Python: CSS Selector to use inside lxml.cssselect

I am trying to parse the given below html code using

lxml.html
and using
CSSSelector
instead of
XPath
.

link = doc.cssselect('html body div.results dl dt a)


the above code is giving me
content-1
and
content-2
as output but my desired output is
link 1 link 2
. So I replaced my code with

link = doc.cssselect('html body div.results dl dt a[href]')


but still am getting the same output. So my question is what's the proper CSS selector to get href attribute.

<div class = "results">
<div> some tags here </div>
<dl>
<dt title = "My Title 1" style = "background: transparent url('/img/accept.png') no-repeat right center">
<a href = "/link 1"> content-1</a>
</dt>
</dl>

<dl>
<dt title = "My Title 2" style = "background: transparent url('/img/accept.png') no-repeat right center">
<a href = "/link 2">content-2</a>
</dt>
</dl>
</div>

Answer

I believe you cannot get the attribute value through CSS selectors. You should get the elements...

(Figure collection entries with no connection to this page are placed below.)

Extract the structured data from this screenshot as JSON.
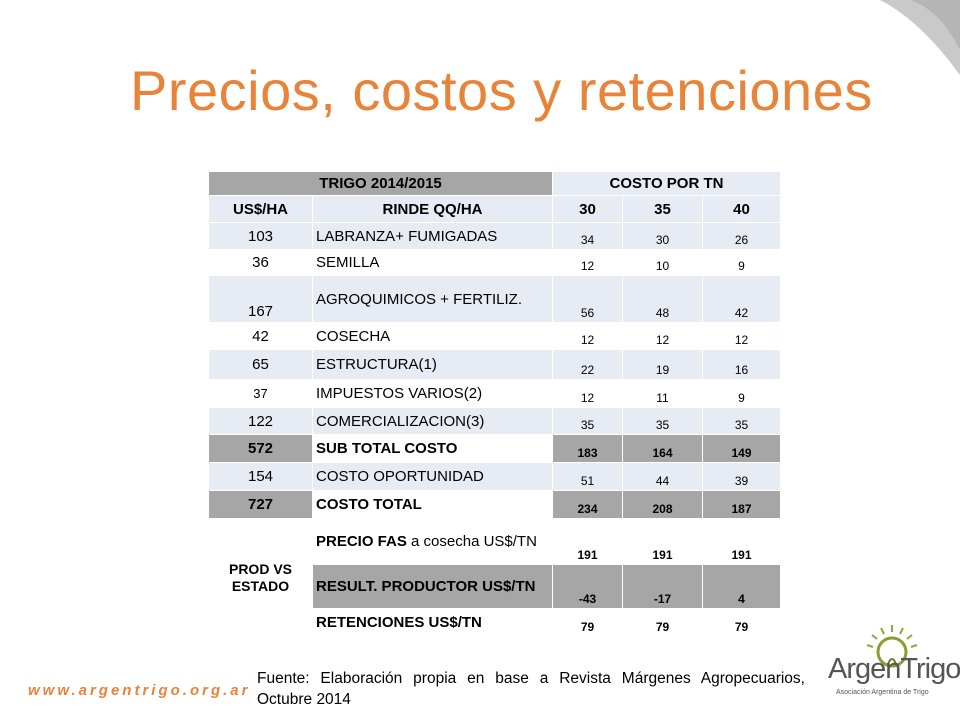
{
  "title": "Precios, costos y retenciones",
  "table": {
    "header1": {
      "crop": "TRIGO 2014/2015",
      "cost": "COSTO POR TN"
    },
    "header2": {
      "usha": "US$/HA",
      "rinde": "RINDE QQ/HA",
      "y1": "30",
      "y2": "35",
      "y3": "40"
    },
    "rows": [
      {
        "ha": "103",
        "concept": "LABRANZA+ FUMIGADAS",
        "v": [
          "34",
          "30",
          "26"
        ]
      },
      {
        "ha": "36",
        "concept": "SEMILLA",
        "v": [
          "12",
          "10",
          "9"
        ]
      },
      {
        "ha": "167",
        "concept": "AGROQUIMICOS + FERTILIZ.",
        "v": [
          "56",
          "48",
          "42"
        ]
      },
      {
        "ha": "42",
        "concept": "COSECHA",
        "v": [
          "12",
          "12",
          "12"
        ]
      },
      {
        "ha": "65",
        "concept": "ESTRUCTURA(1)",
        "v": [
          "22",
          "19",
          "16"
        ]
      },
      {
        "ha": "37",
        "concept": "IMPUESTOS VARIOS(2)",
        "v": [
          "12",
          "11",
          "9"
        ]
      },
      {
        "ha": "122",
        "concept": "COMERCIALIZACION(3)",
        "v": [
          "35",
          "35",
          "35"
        ]
      },
      {
        "ha": "572",
        "concept": "SUB TOTAL COSTO",
        "v": [
          "183",
          "164",
          "149"
        ]
      },
      {
        "ha": "154",
        "concept": "COSTO OPORTUNIDAD",
        "v": [
          "51",
          "44",
          "39"
        ]
      },
      {
        "ha": "727",
        "concept": "COSTO TOTAL",
        "v": [
          "234",
          "208",
          "187"
        ]
      }
    ],
    "prod_label": "PROD VS ESTADO",
    "prod_rows": [
      {
        "concept_bold": "PRECIO FAS",
        "concept_rest": " a cosecha US$/TN",
        "v": [
          "191",
          "191",
          "191"
        ]
      },
      {
        "concept_bold": "RESULT. PRODUCTOR US$/TN",
        "concept_rest": "",
        "v": [
          "-43",
          "-17",
          "4"
        ]
      },
      {
        "concept_bold": "RETENCIONES US$/TN",
        "concept_rest": "",
        "v": [
          "79",
          "79",
          "79"
        ]
      }
    ]
  },
  "source": "Fuente: Elaboración propia en base a Revista Márgenes Agropecuarios, Octubre 2014",
  "website": "www.argentrigo.org.ar",
  "logo": {
    "name": "ArgenTrigo",
    "subtitle": "Asociación Argentina de Trigo"
  },
  "colors": {
    "accent": "#e8833a",
    "light_row": "#e7ebf3",
    "dark_row": "#a6a6a6"
  }
}
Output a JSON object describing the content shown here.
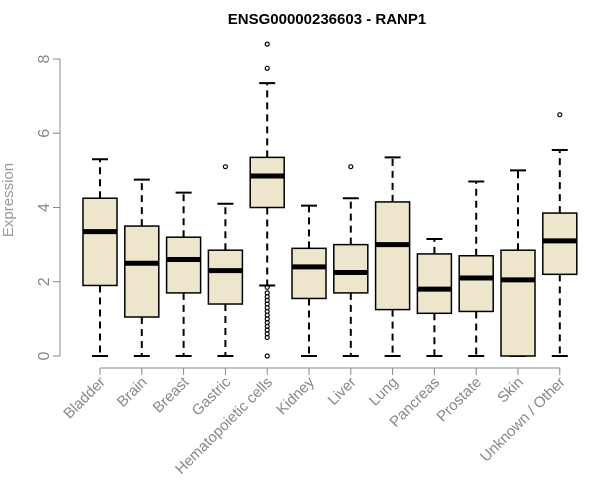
{
  "chart_data": {
    "type": "box",
    "title": "ENSG00000236603 - RANP1",
    "ylabel": "Expression",
    "xlabel": "",
    "ylim": [
      0,
      8.4
    ],
    "yticks": [
      "0",
      "2",
      "4",
      "6",
      "8"
    ],
    "colors": {
      "box_fill": "#EDE6CC",
      "box_stroke": "#000000",
      "median": "#000000",
      "axis": "#888888"
    },
    "categories": [
      {
        "name": "Bladder",
        "min": 0,
        "q1": 1.9,
        "median": 3.35,
        "q3": 4.25,
        "max": 5.3,
        "outliers": []
      },
      {
        "name": "Brain",
        "min": 0,
        "q1": 1.05,
        "median": 2.5,
        "q3": 3.5,
        "max": 4.75,
        "outliers": []
      },
      {
        "name": "Breast",
        "min": 0,
        "q1": 1.7,
        "median": 2.6,
        "q3": 3.2,
        "max": 4.4,
        "outliers": []
      },
      {
        "name": "Gastric",
        "min": 0,
        "q1": 1.4,
        "median": 2.3,
        "q3": 2.85,
        "max": 4.1,
        "outliers": [
          5.1
        ]
      },
      {
        "name": "Hematopoietic cells",
        "min": 1.9,
        "q1": 4.0,
        "median": 4.85,
        "q3": 5.35,
        "max": 7.35,
        "outliers": [
          8.4,
          7.75,
          1.85,
          1.7,
          1.6,
          1.5,
          1.4,
          1.3,
          1.2,
          1.1,
          1.0,
          0.9,
          0.8,
          0.7,
          0.6,
          0.5,
          0.0
        ]
      },
      {
        "name": "Kidney",
        "min": 0,
        "q1": 1.55,
        "median": 2.4,
        "q3": 2.9,
        "max": 4.05,
        "outliers": []
      },
      {
        "name": "Liver",
        "min": 0,
        "q1": 1.7,
        "median": 2.25,
        "q3": 3.0,
        "max": 4.25,
        "outliers": [
          5.1
        ]
      },
      {
        "name": "Lung",
        "min": 0,
        "q1": 1.25,
        "median": 3.0,
        "q3": 4.15,
        "max": 5.35,
        "outliers": []
      },
      {
        "name": "Pancreas",
        "min": 0,
        "q1": 1.15,
        "median": 1.8,
        "q3": 2.75,
        "max": 3.15,
        "outliers": []
      },
      {
        "name": "Prostate",
        "min": 0,
        "q1": 1.2,
        "median": 2.1,
        "q3": 2.7,
        "max": 4.7,
        "outliers": []
      },
      {
        "name": "Skin",
        "min": 0,
        "q1": 0.0,
        "median": 2.05,
        "q3": 2.85,
        "max": 5.0,
        "outliers": []
      },
      {
        "name": "Unknown / Other",
        "min": 0,
        "q1": 2.2,
        "median": 3.1,
        "q3": 3.85,
        "max": 5.55,
        "outliers": [
          6.5
        ]
      }
    ]
  }
}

>>> elements = doc.cssselect('div.results dl dt a')

...and then get the attributes from them:

>>> for element in elements:
...     print element.get('href')
... 
/link 1
/link 2

Of course, list comprehensions are your friends:

>>> [element.get('href') for element in elements]
['/link 1', '/link 2']

Since you cannot update properties of attributes in CSS, I believe there is no sense on getting them through CSS selectors. You can "mention" attributes in CSS selectors to retrieve only to match their elements. However, is is just cogitation and I may be wrong; if I am, please someone correct me :) Well, @Tim Diggs confirms my hypothesis below :)

EDIT: You can now do this using pseudo-selectors eg:

doc.cssselect('div.results dl dt a::attr('href')')

This will return the href attribute of each link.